China is the world’s largest power producer and polluter. China has electricity generation capacity of over 1,250 gigawatts or GW, over 20% of the whole world’s. Around 70% of this capacity is fired by coal, generating around 80% of China’s electricity output. With a view to diversify its energy sources, China is investing in other sources of energy—including renewables and nuclear energy. China’s nuclear power generation capacity has grown by over 50 GW (around 25%) between 2012 and 2014. On the other hand, conventional thermal capacity (mainly fired by coal) has grown by 12.8%. China’s energy policy and economic growth are two key driving factors for further additions to nuclear power capacity in the country.
India currently has nuclear power capacity of 5.3 GW. While India’s energy needs are growing, fuel security remains a key concern with domestic coal production falling short of demand. To diversify energy sources, India plans to double its nuclear power capacity by 2017. With electricity consumption expected to double over the next two decades, nuclear energy will play a significant role in the country’s energy mix. India and the US agreed on co-operation for India’s civil nuclear program in 2008.
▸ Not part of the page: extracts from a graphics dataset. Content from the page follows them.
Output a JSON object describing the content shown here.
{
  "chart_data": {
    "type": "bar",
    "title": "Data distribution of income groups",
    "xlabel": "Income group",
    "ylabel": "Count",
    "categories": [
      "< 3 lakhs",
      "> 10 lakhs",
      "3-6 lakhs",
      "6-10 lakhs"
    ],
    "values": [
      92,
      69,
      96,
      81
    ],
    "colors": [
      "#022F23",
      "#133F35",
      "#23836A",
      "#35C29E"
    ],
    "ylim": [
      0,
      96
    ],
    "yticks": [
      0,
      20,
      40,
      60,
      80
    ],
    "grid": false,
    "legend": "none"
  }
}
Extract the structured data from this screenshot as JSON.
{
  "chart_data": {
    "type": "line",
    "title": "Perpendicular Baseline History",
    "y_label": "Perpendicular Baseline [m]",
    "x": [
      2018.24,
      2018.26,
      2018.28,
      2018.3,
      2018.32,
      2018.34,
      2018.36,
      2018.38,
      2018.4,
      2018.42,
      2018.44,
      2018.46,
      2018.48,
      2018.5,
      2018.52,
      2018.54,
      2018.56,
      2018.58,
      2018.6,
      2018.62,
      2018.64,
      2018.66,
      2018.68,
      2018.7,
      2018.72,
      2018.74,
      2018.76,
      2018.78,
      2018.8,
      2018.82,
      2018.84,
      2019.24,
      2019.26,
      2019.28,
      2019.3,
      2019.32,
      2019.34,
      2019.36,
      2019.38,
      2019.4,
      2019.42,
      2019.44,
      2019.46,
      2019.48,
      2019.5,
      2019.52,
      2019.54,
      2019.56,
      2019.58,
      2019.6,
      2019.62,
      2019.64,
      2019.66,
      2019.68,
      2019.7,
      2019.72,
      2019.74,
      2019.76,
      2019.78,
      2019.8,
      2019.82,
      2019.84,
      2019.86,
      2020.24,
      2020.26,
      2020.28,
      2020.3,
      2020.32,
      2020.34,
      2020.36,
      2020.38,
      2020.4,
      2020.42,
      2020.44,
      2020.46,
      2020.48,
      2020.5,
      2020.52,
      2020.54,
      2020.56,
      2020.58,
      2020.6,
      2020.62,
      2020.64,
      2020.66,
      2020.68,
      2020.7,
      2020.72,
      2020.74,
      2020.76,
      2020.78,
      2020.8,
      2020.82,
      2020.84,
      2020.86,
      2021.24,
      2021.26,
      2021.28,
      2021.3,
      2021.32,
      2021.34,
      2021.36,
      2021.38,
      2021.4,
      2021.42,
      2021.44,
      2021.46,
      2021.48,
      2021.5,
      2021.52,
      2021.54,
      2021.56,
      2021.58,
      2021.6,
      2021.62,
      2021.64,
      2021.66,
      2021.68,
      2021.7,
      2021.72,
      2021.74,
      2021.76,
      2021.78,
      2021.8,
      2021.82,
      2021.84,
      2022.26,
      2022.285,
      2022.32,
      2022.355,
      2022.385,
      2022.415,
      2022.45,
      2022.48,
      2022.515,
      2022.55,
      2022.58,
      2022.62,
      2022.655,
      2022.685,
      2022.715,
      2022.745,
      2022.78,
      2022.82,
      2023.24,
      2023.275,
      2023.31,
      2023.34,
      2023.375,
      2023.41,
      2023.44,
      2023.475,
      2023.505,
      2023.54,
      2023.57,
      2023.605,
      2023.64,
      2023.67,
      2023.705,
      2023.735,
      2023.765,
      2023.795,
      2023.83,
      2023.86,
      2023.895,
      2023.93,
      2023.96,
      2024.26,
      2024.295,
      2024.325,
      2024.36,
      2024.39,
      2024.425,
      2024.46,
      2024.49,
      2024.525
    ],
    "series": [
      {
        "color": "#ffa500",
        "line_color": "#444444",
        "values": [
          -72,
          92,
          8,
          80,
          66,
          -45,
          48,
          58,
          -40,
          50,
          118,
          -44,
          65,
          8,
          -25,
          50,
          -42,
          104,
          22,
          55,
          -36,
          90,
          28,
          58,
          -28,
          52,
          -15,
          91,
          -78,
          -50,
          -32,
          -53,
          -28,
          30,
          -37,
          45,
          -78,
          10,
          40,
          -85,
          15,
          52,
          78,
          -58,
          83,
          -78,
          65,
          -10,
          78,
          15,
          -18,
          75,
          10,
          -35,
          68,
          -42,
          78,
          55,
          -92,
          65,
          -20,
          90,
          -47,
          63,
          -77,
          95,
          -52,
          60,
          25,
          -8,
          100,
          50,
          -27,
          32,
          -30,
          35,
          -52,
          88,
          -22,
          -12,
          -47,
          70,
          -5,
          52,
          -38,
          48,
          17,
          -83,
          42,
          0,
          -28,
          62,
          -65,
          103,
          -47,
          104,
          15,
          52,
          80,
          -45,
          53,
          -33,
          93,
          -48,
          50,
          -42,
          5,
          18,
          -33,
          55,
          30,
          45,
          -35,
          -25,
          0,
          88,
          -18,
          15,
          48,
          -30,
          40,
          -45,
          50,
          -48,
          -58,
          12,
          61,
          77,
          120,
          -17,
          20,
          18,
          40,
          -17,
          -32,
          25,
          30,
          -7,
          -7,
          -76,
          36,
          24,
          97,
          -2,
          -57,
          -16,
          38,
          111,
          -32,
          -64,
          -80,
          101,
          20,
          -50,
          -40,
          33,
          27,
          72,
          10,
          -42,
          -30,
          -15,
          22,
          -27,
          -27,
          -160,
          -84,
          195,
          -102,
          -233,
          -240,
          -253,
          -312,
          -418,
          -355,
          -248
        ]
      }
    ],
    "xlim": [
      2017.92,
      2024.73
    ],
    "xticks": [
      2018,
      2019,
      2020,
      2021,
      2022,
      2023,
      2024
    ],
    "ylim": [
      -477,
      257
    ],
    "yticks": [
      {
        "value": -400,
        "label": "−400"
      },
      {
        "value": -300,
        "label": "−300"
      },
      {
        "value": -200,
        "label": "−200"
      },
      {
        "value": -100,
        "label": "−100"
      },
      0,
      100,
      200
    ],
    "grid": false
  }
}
Some challenges—such as disagreement over liability in accidents and public protests against planned nuclear plants—remain. However, India’s new government is stressing reforms in the energy sector. Companies such as General Electric (GE), Areva, and Westinghouse Electric Company have bagged contracts to build new nuclear power plants in India. GE is a part of various ETFs, including the SPDR S&P 500 ETF (SPY) and the Industrial Select Sector SPDR ETF (XLI).
Five nuclear plants with total capacity of 6 GW are currently under construction in the US. Further, another 18 plants with capacity of 27.6 GW are planned or proposed. The plants under construction are being built for Southern Nuclear Operating Company (SO), Tennessee Valley Authority, and South Carolina Electric and Gas Company (SCG).
In short, China, India, other developing countries, and the US are the best bets for nuclear reactor manufacturers as other developed countries move away from nuclear power.